Выбрать главу

Негреба швырнул гранаты в отдушицу и кубарем покатился в бурьян. Часовой крикнул, но в подвале грянуло и рвануло, и часовой исчез неизвестно куда.

Уже рассвело, когда Негреба вышел в тыл переднего края румынских окопов. Он залёг в копне и стал выжидать. Промчался одинокий всадник. Он скакал во весь дух, оглядываясь и пригибая голову к шее коня. Негреба навёл на него автомат, но где-то близко простучала очередь, и всадник свалился.

Негреба обрадовался: видно, рядом прятался ещё один наш парашютист. Снова застучал автомат, и Негреба понял, что тот залёг в кустах рядом.

Он решил переползти по кукурузе к товарищу (всё же вдвоём лучше), но тут завыли мины и стали рваться у кустов одна за другой, и автомат замолк. Тогда из ложбинки показались несколько румын, беспрерывно стреляющих по кустам, где сидел неизвестный Негребе товарищ. В их трескотню Негреба добавил свою очередь. Несколько румын упали, остальные кинулись в кукурузу. Всё снова стихло, только издали доносилась стрельба.

Он пополз к кустам и нашёл там Леонтьева. Тот лежал ничком, подбитый миной. Негреба повернул его. Леонтьев открыл глаза, но тут же закрыл их и негромко сказал:

— Миша… пристрели… не выбраться…

Негреба взглянул в его белое восковое лицо и вдруг отчётливо понял, что тут, в этих кустах, и сам он найдёт свой собственный конец: пронести Леонтьева через фронт один он не сможет, оставить его здесь одного или выполнить его просьбу — тоже. Всё в нём похолодело и заныло, и он ругнул себя — нужно ему было лезть сюда!.. Шёл бы сам по себе, целый и сильный, выбрался бы… Но хотя жалость к себе и к своей жизни, с которой приходится расставаться из-за другого, и сжимала его сердце, он прилёг к Леонтьеву и сказал так весело, как сумел:

— Это, друг, всегда поспеется! Сперва перевяжу… Отсидимся! Двое — не один.

На перевязку ушли оба пакета — леонтьевский и свой. Леонтьев почувствовал себя лучше. Негреба устроил его поудобнее, всунул ему в руки автомат и сказал:

— Ты за кинжальную батарею будешь. Лежи и нажимай спуск, только и делов! Отобьёмся! Слышь, наши близко.

В самом деле, впереди, за румынскими окопами, шла яростная стрельба. Видимо, десантный полк атаковал румын. Но морякам от этого было не легче: скоро румыны, выбитые из окопов, хлынут назад, и кустик окажется как раз на пути их отступления.
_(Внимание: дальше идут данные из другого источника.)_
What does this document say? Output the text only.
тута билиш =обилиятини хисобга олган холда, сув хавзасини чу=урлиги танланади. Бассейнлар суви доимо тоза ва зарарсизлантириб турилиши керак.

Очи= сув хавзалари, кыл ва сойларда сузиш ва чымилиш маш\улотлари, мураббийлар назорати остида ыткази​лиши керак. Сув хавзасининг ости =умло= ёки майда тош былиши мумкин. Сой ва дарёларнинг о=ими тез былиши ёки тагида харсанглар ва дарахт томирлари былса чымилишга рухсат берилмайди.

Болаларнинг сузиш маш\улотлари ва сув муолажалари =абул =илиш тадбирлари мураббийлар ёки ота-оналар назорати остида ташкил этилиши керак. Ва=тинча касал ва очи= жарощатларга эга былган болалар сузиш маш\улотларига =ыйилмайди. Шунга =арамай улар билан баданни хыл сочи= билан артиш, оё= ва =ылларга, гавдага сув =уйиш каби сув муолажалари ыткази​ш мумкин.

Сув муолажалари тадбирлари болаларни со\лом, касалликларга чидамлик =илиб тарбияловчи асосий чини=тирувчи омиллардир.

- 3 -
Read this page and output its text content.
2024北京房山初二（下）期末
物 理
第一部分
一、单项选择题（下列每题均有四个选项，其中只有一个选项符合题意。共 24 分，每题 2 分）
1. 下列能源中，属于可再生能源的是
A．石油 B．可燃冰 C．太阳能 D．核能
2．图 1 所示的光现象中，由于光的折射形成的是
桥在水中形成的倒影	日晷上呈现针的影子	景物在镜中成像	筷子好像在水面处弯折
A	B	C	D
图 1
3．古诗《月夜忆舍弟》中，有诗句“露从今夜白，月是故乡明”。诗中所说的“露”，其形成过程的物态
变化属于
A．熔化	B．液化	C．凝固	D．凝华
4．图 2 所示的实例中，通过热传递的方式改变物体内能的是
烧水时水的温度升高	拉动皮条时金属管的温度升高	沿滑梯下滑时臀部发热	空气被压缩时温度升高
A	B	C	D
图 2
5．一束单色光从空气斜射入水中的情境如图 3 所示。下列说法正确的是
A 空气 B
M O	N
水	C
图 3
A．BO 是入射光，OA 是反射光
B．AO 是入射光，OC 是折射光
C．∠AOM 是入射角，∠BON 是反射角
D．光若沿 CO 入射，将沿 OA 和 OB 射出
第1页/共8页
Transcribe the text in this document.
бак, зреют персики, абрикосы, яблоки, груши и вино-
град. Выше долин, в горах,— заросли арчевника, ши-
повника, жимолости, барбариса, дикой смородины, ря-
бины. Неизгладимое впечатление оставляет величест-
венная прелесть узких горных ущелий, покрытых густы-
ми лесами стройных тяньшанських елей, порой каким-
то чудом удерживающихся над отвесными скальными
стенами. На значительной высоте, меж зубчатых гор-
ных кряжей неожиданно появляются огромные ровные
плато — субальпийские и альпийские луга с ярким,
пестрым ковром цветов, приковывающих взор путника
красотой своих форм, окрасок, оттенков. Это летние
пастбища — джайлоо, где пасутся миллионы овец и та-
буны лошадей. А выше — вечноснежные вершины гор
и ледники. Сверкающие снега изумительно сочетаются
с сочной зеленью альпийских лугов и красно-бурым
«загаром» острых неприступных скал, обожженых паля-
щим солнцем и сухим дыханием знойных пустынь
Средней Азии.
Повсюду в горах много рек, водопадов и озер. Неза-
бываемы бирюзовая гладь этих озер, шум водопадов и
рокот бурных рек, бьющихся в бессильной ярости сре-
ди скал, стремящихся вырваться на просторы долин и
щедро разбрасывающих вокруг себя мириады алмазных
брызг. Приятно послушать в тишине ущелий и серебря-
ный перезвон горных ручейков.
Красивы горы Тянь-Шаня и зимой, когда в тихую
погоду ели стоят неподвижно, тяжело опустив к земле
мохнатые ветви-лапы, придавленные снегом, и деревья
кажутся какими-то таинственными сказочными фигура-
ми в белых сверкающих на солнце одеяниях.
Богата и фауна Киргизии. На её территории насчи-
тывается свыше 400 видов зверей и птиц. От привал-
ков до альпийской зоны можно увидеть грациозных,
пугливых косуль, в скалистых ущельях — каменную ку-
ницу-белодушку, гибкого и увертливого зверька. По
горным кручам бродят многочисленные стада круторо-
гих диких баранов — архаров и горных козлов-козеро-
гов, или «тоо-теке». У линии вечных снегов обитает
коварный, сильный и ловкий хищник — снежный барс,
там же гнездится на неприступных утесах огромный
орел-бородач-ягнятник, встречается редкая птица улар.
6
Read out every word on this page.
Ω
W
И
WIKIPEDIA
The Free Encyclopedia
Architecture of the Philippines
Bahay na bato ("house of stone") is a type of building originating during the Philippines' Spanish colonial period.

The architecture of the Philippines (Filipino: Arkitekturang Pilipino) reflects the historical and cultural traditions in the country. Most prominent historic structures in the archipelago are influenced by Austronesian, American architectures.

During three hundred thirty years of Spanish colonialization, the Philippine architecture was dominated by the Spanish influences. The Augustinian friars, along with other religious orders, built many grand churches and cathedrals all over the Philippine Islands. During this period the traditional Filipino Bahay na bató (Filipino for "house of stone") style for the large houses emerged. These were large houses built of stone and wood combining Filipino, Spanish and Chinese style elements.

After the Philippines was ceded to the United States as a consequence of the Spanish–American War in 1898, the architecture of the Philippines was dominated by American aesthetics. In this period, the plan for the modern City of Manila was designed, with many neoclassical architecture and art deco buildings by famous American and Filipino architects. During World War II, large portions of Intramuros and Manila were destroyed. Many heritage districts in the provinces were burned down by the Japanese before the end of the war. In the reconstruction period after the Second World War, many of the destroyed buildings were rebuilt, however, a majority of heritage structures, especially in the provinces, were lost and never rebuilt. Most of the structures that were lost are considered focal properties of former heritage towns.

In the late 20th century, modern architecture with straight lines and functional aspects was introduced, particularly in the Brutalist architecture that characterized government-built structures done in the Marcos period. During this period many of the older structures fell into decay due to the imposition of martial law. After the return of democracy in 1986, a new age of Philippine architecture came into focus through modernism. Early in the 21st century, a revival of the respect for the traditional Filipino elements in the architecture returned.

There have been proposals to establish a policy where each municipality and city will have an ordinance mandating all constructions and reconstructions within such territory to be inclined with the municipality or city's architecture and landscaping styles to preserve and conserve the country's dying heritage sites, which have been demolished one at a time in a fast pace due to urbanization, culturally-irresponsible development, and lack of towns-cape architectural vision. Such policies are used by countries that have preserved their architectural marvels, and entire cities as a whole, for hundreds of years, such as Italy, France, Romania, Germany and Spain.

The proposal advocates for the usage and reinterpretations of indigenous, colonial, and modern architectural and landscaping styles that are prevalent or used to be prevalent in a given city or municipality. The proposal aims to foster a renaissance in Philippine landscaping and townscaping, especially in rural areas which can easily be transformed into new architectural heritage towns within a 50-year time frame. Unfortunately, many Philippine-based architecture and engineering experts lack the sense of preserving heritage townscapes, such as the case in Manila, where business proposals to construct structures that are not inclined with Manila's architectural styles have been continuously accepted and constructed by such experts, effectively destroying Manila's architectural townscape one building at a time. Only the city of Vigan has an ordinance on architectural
Надо было приготовиться к этому. Негреба выложил перед собой гранаты, запасной диск к автомату и повернулся к Леонтьеву:

— Гранаты у тебя есть?

— Есть, — отвечал тот, примеряясь, сможет ли он хоть немного водить перед собой автоматом. — Три штуки. Гранаты возьми, а диск мой не тронь. Сам стрелять буду…

Бой приближался. Стрельба доносилась всё ближе. Солнце уже грело порядочно, и тёплый, горький запах трав поднимался от земли. Ждать последнего боя и с ним смерти было трудно. Сбоку, метрах в трёхстах, виднелась глубокая балка, где можно было бы отлично держаться и бить румынских фашистов с фланга. Но перенести туда Леонтьева он не мог.

Он заставил себя смотреть перед собой, на ложбинку, откуда должны были появиться враги. И уже хотелось, чтобы это было скорее: ему показалось, что нервов у него не хватит и что, если это ожидание ещё продлится, он оставит Леонтьева в кустах и один поползёт к балке, в сторону от пути отходящих батальонов.

— Наши сзади, — сказал вдруг Леонтьев. — Слышишь?

Негреба и сам слышал сзади чёткие недолгие очереди, но боялся этому верить. Леонтьев зашевелился и закричал слабым, хриплым голосом:

— Моряки! Сюда!

Он попытался подняться, но снова упал на траву. Негреба высунул голову из куста и в жёлтой кукурузе увидел неподалёку чёрную бескозырку, левее — вторую. Он встал во весь рост и замахал рукой:

— Моряки! Перепелица, чертяка, право на борт! Свои!

Два парашютиста перебежали по кукурузе к кустам.

Это были Перепелица и Котиков. Они прилегли в кусты. Негреба наскоро сообщил им обстановку и свой план: перебежать в балку и бить отходящих румын с фланга.